A complete conditional sentence contains two clauses: a protasis and an apodosis. The protasis is a subordinate clause, meaning that it cannot stand on its own as a complete sentence. An apodosis, or "then" clause, is the main clause. For example, in the sentence, "If it thunders, then the kitten might hide under the bed," "if it thunders" is the protasis, and "then the kitten might hide under the bed" is the apodosis. The word "then" can be left out of the conditional sentence: "If it thunders, the kitten might hide under the bed."
Several different relationships between the protasis and the apodosis are possible. In the sentence above, the protasis causes the apodosis, as thundering causes the kitten to hide. Other types of conditional sentences contain hypothetical situations that are contrary to fact. For instance, the sentence, "If there were bananas in space, then monkeys could live there," contains two clauses that are not true. Syntactically, the sentence implies that if the first clause were true, then the second would be.

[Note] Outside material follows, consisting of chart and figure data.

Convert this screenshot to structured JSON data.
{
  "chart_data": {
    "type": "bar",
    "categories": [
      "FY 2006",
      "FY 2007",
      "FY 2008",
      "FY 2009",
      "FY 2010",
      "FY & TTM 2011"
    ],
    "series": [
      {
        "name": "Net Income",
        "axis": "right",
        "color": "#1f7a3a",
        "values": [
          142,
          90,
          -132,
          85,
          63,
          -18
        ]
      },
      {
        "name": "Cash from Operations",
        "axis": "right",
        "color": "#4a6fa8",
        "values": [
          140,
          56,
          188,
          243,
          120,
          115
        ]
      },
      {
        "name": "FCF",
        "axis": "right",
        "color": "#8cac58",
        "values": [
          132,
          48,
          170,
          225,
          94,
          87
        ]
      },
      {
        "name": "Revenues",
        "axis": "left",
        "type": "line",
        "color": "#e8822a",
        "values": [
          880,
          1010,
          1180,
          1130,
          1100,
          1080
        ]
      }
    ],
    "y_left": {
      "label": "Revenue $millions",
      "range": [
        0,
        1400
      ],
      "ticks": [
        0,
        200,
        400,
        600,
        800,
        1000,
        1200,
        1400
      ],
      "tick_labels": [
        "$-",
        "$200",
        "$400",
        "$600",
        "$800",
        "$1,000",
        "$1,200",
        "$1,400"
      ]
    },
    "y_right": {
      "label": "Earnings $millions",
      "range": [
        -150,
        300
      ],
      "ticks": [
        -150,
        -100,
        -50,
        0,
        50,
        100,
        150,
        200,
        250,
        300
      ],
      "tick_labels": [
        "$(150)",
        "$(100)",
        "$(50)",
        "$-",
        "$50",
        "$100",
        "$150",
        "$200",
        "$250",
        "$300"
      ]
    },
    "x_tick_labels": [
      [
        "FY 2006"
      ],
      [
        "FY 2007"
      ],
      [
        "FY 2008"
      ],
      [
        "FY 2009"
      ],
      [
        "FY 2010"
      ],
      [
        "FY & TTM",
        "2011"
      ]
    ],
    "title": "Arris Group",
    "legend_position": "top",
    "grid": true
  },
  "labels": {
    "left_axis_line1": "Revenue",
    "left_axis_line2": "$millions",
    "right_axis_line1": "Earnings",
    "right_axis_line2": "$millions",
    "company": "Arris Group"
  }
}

The use of this word in drama dates back to the late Classical period. In traditional Greek and Roman theater, the play is usually introduced by a chorus or single actor who gives the appropriate background to the story. For most modern theater, background information is given by dialogue early in the play. Either type of opening can be described as a protasis.
Hamlet, for example, begins with a scene in which two guards see the ghost of Hamlet's father. During the course of the first act, the ghost tells the story of how Hamlet's uncle murdered him. In this way, the protasis sets up the action for the rest of the play.